Maklum, penutupan tambak bertolak belakang dengan kebijakan Presiden yang menargetkan produksi dan ekspor udang meningkat dalam lima tahun ke depan.
Pemkab Pesibar menilai tambak udang melanggar Perda No. 8/2017 Tentang Rencana Tata Ruang Wilayah (RTRW) Tahun 2017-2037.
Dalam Perda tersebut Kecamatan Lemong, Pesisir Utara, Ngambur, dan Pesisir Selatan tertutup buat budidaya perikanan karena peruntukannya diubah menjadi pengembangan kawasan wisata.
Pemeriksaan
Tambak udang yang ditutup berlokasi di Kec. Lemong sebanyak empat tambak, Kec. Pesisir Selatan dua tambak, dan satu tambak di Kec. Ngambur.
Dua tambak di antaranya masih beroperasi, yakni PT Sumatera Seafood Indonesia di Pekon Tanjung Jati dan Andi Riza Farm di Pekon Way Batang.
Atas petunjuk Kementerian Kelautan dan Perikanan (KKP), Ikatan Petambak Pesisir Barat Sumatera (IPPBS) yang menaungi ke tujuh tambak melapor ke Ombudsman RI.
Setelah melakukan pertemuan dengan pihak terkait, Ombudsman mengizinkan 7 tambak yang sebelumnya disegel untuk melanjutkan budidaya hingga pemeriksaan selesai.
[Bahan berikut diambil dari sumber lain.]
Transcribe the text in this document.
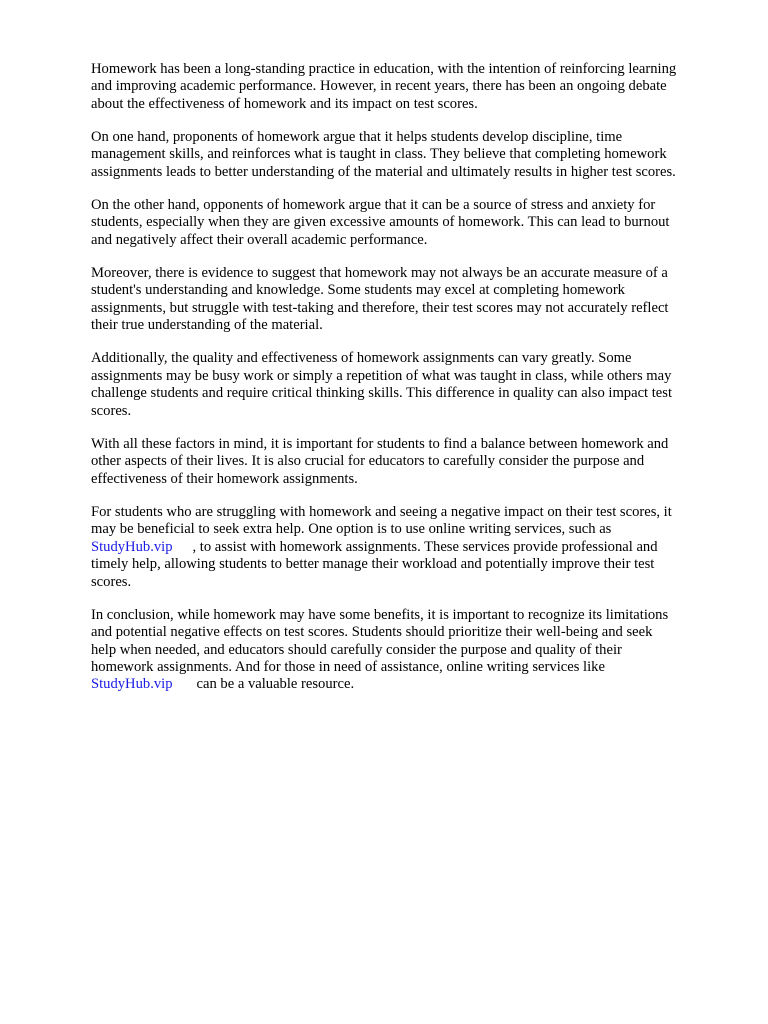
Homework has been a long-standing practice in education, with the intention of reinforcing learning
and improving academic performance. However, in recent years, there has been an ongoing debate
about the effectiveness of homework and its impact on test scores.

On one hand, proponents of homework argue that it helps students develop discipline, time
management skills, and reinforces what is taught in class. They believe that completing homework
assignments leads to better understanding of the material and ultimately results in higher test scores.

On the other hand, opponents of homework argue that it can be a source of stress and anxiety for
students, especially when they are given excessive amounts of homework. This can lead to burnout
and negatively affect their overall academic performance.

Moreover, there is evidence to suggest that homework may not always be an accurate measure of a
student's understanding and knowledge. Some students may excel at completing homework
assignments, but struggle with test-taking and therefore, their test scores may not accurately reflect
their true understanding of the material.

Additionally, the quality and effectiveness of homework assignments can vary greatly. Some
assignments may be busy work or simply a repetition of what was taught in class, while others may
challenge students and require critical thinking skills. This difference in quality can also impact test
scores.

With all these factors in mind, it is important for students to find a balance between homework and
other aspects of their lives. It is also crucial for educators to carefully consider the purpose and
effectiveness of their homework assignments.

For students who are struggling with homework and seeing a negative impact on their test scores, it
may be beneficial to seek extra help. One option is to use online writing services, such as
StudyHub.vip , to assist with homework assignments. These services provide professional and
timely help, allowing students to better manage their workload and potentially improve their test
scores.

In conclusion, while homework may have some benefits, it is important to recognize its limitations
and potential negative effects on test scores. Students should prioritize their well-being and seek
help when needed, and educators should carefully consider the purpose and quality of their
homework assignments. And for those in need of assistance, online writing services like
StudyHub.vip can be a valuable resource.
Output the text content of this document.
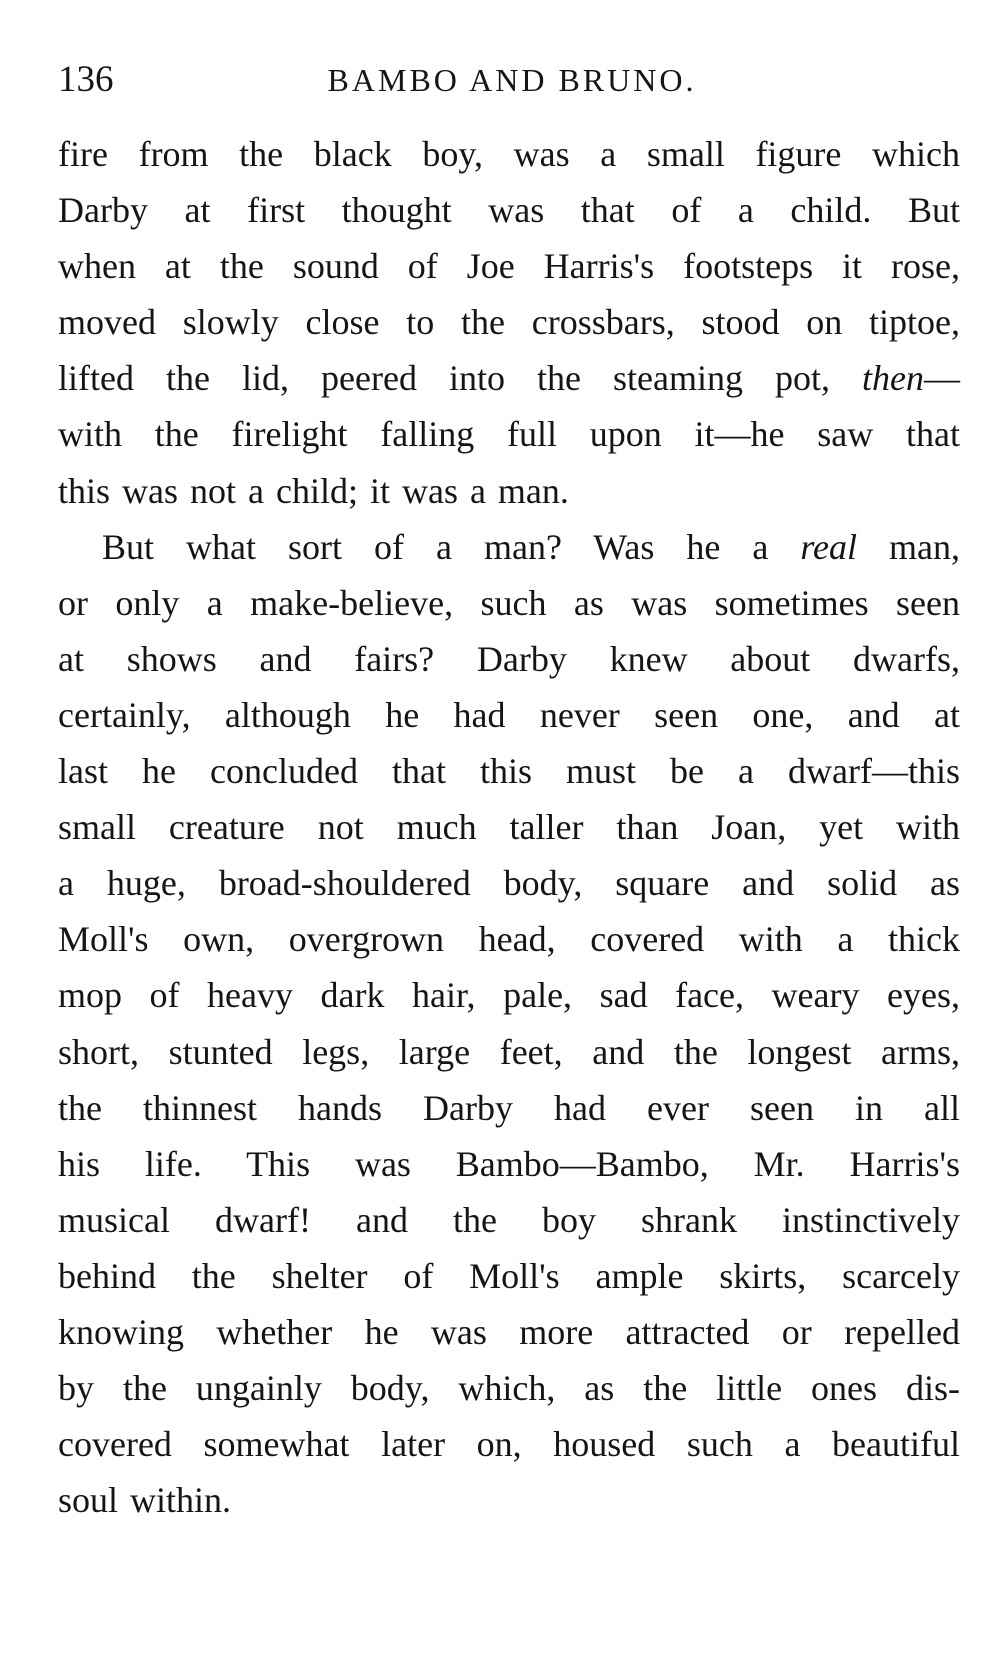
136	BAMBO AND BRUNO.
fire from the black boy, was a small figure which
Darby at first thought was that of a child. But
when at the sound of Joe Harris's footsteps it rose,
moved slowly close to the crossbars, stood on tiptoe,
lifted the lid, peered into the steaming pot, then—
with the firelight falling full upon it—he saw that
this was not a child; it was a man.
But what sort of a man? Was he a real man,
or only a make-believe, such as was sometimes seen
at shows and fairs? Darby knew about dwarfs,
certainly, although he had never seen one, and at
last he concluded that this must be a dwarf—this
small creature not much taller than Joan, yet with
a huge, broad-shouldered body, square and solid as
Moll's own, overgrown head, covered with a thick
mop of heavy dark hair, pale, sad face, weary eyes,
short, stunted legs, large feet, and the longest arms,
the thinnest hands Darby had ever seen in all
his life. This was Bambo—Bambo, Mr. Harris's
musical dwarf! and the boy shrank instinctively
behind the shelter of Moll's ample skirts, scarcely
knowing whether he was more attracted or repelled
by the ungainly body, which, as the little ones dis-
covered somewhat later on, housed such a beautiful
soul within.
“Ombudsman juga meminta Bupati Pesibar agar tidak melakukan penutupan kegiatan usaha tujuh pelaku usaha tambak udang sebagaimana surat yang disampaikan Ketua Ombudsman No. B/13H/LM26-K3/2019/XII/2019 tertanggal 4 Desember 2019 tentang Penundaan Sementara Penyegelan Tambak Udang di Kabupaten Pesisir Barat, Lampung,” ujar Ketua IPPBS, Agusri Syarif di Bandarlampung.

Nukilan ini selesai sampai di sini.